In late 2009 Scott Frazier of Overtone Music Group was sent to Oklahoma City to see another band. Taddy Porter approached him and asked him if he would watch their support set. Frazier was so impressed he signed them to a management contract within a few days.

Frazier's partner, Rick Smith had this assessment of the band, “This band is going to be the biggest one in my 35 years of doing this. This is truly something special. This is Paul Rodgers 1969, if Free came from Stillwater, Okla., or if Joe Cocker had a baby with Robert Plant, it would be Andy Brewer. All the successful great rock bands of the last 30 years have had that dual focus — whether it's starting with Jagger and Richards, or Lennon and McCartney or Tyler and Perry or Axl and Slash. You have to have the two front guys in Andy and Joe. Joe will be one of the quintessential guitar players of his generation. This is a band that only comes around like once in a generation. They're that special.”
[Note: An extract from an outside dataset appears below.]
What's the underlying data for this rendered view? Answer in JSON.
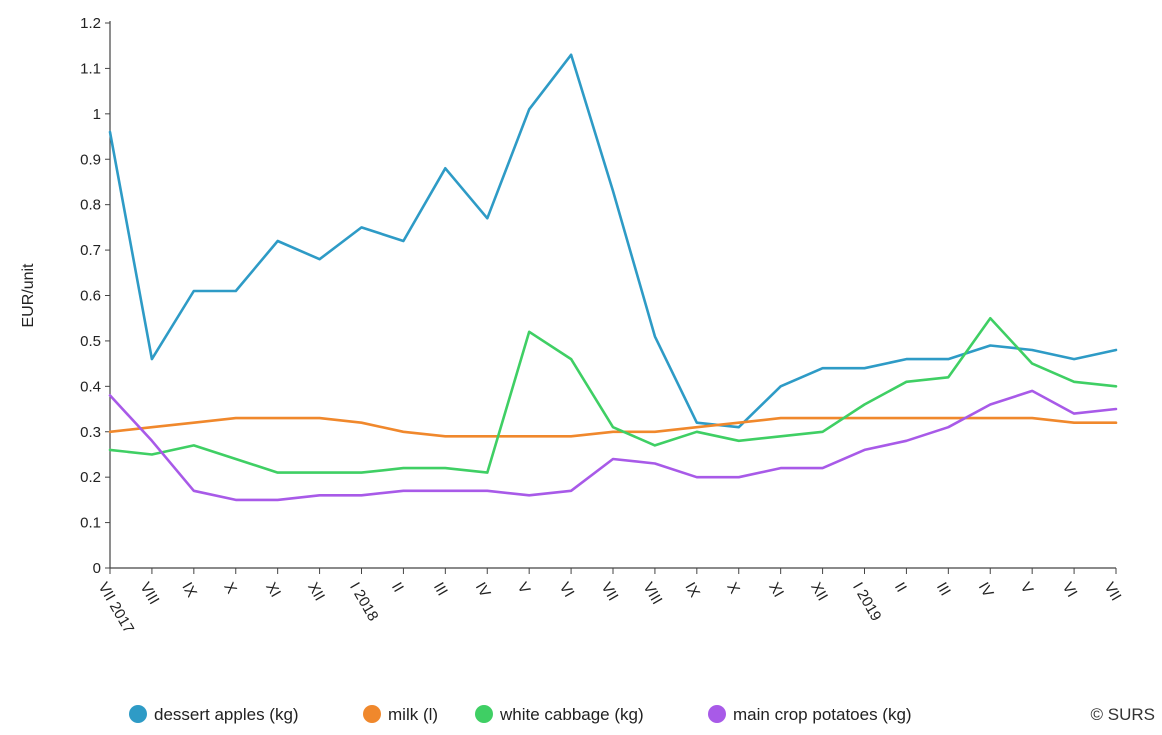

The band was signed to a record deal with independent label Primary Wave Records, which not only allows the band to retain the rights to its songs, but also includes distribution through EMI records.

The band's debut single "Shake Me" was featured on Monday Night Football on December 21, 2009. It was also used in episode 24 of the ABC sitcom Cougar Town on May 24, 2010 (previously "In the Morning" had been used in episodes 18 and 21.) "Shake Me" was also featured in the NBC show Chase.

The band had two songs ("King Louie" and "Mean Bitch") featured in the seventh season premiere of Entourage on HBO June 27, 2010, and two songs ("Railroad Queen" and "King Louie") can be heard in the upcoming John Cena movie "Legendary".

On July 27, 2010 it was announced that Taddy Porter would tour with Slash and Myles Kennedy for eight dates in September 2010.

In the Autumn 2010, the band toured with Canadian band Finger Eleven on select tour dates, as well as with Evans Blue. They also opened for Alter Bridge on select dates in the United States.

Model Chelsea Tallarico, daughter of Aerosmith lead singer and former American Idol judge Steven Tyler, is featured in the band's 2011 music video for the song "Long Slow Drag."

===Stay Golden===
The group's next album Stay Golden was released on February 26, 2013.

===Tame the Wolf===
On December 12, 2014, Taddy Porter announced that they would start recording their third album, Tame the Wolf, on January 2, 2015, in Nashville, Tennessee. The third album changed its name to Big Wheel and was released on May 20, 2017.

==Discography==
===Studio albums===
- Taddy Porter (2010) [#24 Top Heatseekers]
- Stay Golden (2013)
- Big Wheel (2017)

===Extended plays===
- Monocle (2007)

===Singles===

Year: Single; Peak chart positions; Album
US Main.
2010: "Shake Me"; 24; Taddy Porter
"Big Enough": 34
2011: "Long Slow Drag"; —
2012: "Fever"; —; Stay Golden
"—" denotes releases that did not chart.